Paul Berman's review article (free registration required) in The New Republic on several books by anti-anti-American French authors quotes a passage from Pierre Rigoulot's L'Antiaméricanisme: Critique d'un prêt-à-penser rétrograde et chauvin that Berman characterizes as "pretty ferocious":
Rigoulot ... thinks that the French intellectual and political elite, by muttering constantly about the evils of the United States, has rendered itself numb to any of the pricks of conscience that ought to have stimulated France into playing a more responsible role in the world.

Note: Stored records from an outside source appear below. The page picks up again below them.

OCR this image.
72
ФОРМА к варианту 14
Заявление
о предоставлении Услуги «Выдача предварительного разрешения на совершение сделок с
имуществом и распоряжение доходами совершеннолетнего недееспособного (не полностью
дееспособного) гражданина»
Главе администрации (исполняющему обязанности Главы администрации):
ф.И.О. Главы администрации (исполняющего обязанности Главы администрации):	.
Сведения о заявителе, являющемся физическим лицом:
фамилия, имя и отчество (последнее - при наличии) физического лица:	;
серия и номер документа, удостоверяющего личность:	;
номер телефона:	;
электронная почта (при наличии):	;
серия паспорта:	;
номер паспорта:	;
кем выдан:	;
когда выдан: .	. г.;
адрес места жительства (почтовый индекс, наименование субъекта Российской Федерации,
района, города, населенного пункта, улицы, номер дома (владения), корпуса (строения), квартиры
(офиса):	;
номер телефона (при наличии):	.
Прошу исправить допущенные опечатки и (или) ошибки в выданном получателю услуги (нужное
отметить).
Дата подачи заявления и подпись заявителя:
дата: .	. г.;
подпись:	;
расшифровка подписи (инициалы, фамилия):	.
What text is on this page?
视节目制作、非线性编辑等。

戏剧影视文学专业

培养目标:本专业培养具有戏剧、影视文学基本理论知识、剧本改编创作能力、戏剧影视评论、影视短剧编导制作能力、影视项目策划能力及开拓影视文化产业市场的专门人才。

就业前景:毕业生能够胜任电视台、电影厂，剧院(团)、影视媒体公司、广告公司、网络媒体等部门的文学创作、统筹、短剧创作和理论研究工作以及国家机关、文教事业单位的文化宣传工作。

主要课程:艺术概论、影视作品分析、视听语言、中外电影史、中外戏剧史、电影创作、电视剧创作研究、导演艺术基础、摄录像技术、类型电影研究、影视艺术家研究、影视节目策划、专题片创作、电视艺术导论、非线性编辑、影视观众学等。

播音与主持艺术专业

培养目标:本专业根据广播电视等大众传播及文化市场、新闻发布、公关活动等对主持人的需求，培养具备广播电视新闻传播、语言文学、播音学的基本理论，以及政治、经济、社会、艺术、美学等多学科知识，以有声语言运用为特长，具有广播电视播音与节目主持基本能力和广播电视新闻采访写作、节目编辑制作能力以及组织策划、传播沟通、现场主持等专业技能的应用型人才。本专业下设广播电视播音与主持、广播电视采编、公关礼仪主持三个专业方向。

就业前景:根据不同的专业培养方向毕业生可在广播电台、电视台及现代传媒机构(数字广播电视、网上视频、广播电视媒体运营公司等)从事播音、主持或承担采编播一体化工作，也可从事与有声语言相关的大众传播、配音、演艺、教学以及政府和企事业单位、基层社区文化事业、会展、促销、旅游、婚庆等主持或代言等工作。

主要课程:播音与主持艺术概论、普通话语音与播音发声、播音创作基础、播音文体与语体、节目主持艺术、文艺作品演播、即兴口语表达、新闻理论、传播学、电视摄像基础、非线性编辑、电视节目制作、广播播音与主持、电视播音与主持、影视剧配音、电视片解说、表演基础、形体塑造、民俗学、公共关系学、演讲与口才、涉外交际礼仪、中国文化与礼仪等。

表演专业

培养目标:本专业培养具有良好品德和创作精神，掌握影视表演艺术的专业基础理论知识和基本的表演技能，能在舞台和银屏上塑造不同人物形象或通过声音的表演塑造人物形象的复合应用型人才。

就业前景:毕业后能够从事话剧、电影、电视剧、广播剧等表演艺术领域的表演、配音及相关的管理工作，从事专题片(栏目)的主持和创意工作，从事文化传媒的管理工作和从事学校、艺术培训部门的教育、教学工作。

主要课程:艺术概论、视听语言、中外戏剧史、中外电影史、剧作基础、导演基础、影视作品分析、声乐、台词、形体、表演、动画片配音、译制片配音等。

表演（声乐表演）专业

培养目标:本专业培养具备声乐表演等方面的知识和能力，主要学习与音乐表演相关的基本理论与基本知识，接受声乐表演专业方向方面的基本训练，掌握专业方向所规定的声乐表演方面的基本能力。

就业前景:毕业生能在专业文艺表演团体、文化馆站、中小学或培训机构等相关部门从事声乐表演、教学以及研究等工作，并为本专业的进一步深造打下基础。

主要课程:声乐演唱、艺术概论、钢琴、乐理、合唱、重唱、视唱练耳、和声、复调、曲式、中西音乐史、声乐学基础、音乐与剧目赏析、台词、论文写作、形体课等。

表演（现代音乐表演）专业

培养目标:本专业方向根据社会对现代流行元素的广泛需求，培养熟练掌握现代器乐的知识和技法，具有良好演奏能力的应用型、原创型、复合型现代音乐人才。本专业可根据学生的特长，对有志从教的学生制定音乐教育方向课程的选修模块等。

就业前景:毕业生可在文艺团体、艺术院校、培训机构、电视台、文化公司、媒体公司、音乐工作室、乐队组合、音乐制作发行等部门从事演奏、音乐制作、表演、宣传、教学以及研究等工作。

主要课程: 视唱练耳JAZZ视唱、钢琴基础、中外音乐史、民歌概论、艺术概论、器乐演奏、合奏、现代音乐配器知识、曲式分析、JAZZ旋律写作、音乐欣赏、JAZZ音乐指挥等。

This numbing, this reticence to take action, this refusal to take risks has a name: it is the spirit of Vichy. The spirit of Vichy continues to haunt France despite the defeat of the French state and the expiatory trials conducted during these last years. Vichy is not just complicity with the genocide of the Jews: it is a pacifist and past-oriented vision of the world. And it is above all a refusal to participate in the troubles and misfortunes that are engendered by all resistance and by any pursuit of a "warrior adventure." Vichy is the belief that one can remove oneself from history and from its necessarily tragic dimensions, the belief that one can evoke moral principles in order to avoid combat--yesterday against Nazism, today against radical Islamism. This spirit is stronger than ever.
And not just in France, of course. The normal response of most civilized people is not just to let sleeping dogs lie, but to keep rabid dogs outside the fence, beyond civilization. But fellow human beings also live out there, beyond the pale, down in the Gap. What is to be done about them?